I would bet that it's actually the BLUE oil smoke since it's gulping oil.
I would think it would be blue too, but it looks pretty white to me. My neighbor who's a gear head commented it's white and not blue. Not sure how that could be though.
I usually just find a good used old model Briggs
The tractor itself is in great shape. Garage kept. Is there a cross reference for which motors would be compatible? Is it just the shaft length and basic layout?

I saw you can put a vacuum gauge on the oil fill and see if there's any indication of positive pressure (I think)?


#22

M

mechanic mark

Hone cylinder with tool & replace rings with OEM B&S Part 791936, superceded to 594437 part #.



#23

J

jlatenight

Just wanted to report back that I replaced the rings and no more smoke!

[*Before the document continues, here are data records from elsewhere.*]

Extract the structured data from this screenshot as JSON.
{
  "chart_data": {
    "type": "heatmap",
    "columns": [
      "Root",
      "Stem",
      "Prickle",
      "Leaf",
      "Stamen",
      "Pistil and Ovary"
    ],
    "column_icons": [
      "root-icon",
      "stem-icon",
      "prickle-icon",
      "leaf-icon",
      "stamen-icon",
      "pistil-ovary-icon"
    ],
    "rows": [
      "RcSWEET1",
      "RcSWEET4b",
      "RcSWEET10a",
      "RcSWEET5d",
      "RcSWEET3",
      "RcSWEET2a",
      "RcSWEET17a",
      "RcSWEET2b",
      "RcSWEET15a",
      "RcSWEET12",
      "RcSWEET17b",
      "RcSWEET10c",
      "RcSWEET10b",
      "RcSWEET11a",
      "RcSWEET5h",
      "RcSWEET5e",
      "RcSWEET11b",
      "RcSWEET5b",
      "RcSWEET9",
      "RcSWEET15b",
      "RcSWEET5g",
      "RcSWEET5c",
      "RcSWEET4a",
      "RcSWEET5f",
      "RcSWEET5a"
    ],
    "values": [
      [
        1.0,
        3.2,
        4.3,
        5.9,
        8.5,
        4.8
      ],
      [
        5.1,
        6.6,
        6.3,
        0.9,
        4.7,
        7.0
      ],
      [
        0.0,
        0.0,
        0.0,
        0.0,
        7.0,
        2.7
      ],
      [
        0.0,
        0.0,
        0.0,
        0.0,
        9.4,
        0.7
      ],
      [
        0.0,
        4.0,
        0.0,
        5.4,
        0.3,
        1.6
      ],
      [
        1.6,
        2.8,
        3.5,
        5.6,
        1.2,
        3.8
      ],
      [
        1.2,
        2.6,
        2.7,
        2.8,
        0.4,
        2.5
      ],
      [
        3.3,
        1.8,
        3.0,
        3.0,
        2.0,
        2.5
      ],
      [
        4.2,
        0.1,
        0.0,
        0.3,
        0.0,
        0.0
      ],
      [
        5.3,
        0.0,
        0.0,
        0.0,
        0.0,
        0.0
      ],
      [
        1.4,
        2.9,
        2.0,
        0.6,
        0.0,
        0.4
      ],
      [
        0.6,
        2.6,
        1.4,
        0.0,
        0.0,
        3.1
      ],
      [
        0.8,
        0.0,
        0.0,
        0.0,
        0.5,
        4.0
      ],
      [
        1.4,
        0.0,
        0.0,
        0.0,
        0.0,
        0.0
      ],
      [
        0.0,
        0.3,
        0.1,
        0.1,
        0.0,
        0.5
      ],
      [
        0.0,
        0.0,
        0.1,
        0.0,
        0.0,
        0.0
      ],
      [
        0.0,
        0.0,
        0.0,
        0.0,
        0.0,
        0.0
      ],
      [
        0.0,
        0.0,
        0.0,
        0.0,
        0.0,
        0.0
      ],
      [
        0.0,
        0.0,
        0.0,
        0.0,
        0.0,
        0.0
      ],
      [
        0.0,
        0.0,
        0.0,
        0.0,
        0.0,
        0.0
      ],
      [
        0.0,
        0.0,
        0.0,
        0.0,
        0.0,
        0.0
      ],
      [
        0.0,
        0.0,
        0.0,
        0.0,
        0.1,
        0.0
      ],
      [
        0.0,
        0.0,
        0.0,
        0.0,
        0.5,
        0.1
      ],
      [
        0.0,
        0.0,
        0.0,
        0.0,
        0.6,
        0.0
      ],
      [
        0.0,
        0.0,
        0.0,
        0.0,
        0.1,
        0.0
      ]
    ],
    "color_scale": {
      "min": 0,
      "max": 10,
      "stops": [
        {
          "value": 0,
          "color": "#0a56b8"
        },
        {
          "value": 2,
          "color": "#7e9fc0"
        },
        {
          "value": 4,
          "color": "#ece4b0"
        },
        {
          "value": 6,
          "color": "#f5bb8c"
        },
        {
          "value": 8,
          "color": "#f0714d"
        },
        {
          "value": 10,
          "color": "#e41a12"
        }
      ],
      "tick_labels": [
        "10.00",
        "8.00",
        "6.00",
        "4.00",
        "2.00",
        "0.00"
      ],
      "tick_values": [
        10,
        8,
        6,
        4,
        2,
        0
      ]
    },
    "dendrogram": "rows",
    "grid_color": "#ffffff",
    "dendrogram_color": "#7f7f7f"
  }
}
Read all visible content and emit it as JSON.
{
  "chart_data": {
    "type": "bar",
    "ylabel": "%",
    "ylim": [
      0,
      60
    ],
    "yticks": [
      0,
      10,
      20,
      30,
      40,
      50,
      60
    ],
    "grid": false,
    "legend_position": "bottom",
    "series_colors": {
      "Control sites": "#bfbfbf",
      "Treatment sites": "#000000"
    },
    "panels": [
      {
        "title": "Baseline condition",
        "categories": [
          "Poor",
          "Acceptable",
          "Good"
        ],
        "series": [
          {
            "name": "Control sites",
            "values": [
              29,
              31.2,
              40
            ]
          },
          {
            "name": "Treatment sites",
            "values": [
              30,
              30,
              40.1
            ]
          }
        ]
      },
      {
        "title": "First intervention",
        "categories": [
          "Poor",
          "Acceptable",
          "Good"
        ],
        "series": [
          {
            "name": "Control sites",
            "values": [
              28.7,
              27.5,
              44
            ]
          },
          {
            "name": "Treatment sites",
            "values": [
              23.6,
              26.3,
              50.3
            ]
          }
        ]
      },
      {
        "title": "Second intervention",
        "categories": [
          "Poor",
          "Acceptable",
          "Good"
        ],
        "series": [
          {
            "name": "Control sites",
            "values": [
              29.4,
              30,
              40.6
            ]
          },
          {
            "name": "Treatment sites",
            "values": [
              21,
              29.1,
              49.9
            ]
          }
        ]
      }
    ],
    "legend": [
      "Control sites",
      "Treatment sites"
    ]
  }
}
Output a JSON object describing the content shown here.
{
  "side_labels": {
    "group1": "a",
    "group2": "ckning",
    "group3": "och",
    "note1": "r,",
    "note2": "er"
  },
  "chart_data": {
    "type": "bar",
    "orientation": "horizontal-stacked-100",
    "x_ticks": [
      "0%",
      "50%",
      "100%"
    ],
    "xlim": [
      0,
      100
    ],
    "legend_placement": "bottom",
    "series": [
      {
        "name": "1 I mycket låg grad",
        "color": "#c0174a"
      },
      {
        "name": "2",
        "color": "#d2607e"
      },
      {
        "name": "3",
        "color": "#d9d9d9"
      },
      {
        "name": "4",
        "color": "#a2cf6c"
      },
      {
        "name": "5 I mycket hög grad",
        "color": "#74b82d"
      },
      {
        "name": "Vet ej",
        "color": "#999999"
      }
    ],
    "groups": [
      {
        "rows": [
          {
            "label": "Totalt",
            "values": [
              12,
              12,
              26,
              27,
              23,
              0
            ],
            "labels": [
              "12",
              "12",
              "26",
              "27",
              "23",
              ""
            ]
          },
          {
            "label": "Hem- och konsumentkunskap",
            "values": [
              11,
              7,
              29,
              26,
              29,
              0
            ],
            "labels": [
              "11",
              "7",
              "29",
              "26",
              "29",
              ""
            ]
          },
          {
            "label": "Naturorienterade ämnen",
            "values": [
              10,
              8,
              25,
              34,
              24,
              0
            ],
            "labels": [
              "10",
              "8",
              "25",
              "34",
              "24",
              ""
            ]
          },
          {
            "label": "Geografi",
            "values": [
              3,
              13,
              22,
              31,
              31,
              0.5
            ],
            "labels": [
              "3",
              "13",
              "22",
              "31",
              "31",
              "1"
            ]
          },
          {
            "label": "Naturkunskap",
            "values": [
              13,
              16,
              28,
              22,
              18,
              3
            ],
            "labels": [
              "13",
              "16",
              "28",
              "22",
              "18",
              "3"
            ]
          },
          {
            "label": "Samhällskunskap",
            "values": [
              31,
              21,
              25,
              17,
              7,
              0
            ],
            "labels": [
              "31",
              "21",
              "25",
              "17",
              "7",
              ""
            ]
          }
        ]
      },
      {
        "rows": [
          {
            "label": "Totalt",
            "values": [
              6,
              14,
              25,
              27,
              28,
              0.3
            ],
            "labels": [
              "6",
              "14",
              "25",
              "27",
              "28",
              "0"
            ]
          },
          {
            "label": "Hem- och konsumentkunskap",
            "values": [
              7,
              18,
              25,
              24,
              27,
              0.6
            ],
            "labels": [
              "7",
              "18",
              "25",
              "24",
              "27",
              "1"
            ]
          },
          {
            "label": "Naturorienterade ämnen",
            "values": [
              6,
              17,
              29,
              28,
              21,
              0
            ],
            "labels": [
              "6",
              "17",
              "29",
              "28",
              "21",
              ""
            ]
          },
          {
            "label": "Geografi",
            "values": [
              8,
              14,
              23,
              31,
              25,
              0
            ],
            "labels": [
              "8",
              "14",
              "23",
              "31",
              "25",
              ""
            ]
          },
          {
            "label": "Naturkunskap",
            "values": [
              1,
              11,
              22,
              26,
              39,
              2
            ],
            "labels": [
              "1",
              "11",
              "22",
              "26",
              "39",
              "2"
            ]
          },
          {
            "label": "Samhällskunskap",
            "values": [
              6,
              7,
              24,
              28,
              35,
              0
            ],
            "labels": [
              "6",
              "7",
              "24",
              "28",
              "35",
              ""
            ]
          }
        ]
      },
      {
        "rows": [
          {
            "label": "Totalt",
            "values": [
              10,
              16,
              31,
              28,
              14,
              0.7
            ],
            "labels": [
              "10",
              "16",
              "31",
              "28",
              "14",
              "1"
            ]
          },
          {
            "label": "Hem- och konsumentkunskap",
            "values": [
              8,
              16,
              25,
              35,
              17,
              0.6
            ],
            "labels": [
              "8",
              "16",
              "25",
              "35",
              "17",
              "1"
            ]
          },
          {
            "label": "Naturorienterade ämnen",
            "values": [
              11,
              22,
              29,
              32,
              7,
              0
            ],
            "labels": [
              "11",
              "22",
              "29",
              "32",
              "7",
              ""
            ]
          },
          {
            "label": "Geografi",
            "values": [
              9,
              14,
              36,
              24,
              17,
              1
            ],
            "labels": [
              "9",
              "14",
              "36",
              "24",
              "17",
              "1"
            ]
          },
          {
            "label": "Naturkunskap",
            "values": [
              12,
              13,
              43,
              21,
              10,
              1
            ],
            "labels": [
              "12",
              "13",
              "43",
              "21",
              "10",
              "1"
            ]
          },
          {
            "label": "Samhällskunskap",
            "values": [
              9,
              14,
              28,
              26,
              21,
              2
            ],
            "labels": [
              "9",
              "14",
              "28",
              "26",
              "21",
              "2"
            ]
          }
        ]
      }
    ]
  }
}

I put a new carb on it and it need a little adjustment. It's surging so I think that means not enough fuel is getting through, right? It's a brand new carb and wasn't doing it at first, but started to after running for 45min or so. Something in the main jet clogging it up?


#24

M

mechanic mark

You posted Nov. 8th you installed cheap new carb.
https://www.amazon.com/Carburetor-Briggs-Stratton-792768-799727/dp/B07DSZ5Q63 Brand is not B&S OEM Carburetor here, cheap knockoff.
Above is Genuine B&S OEM Carburetor for your engine, lowest OEM price I could find.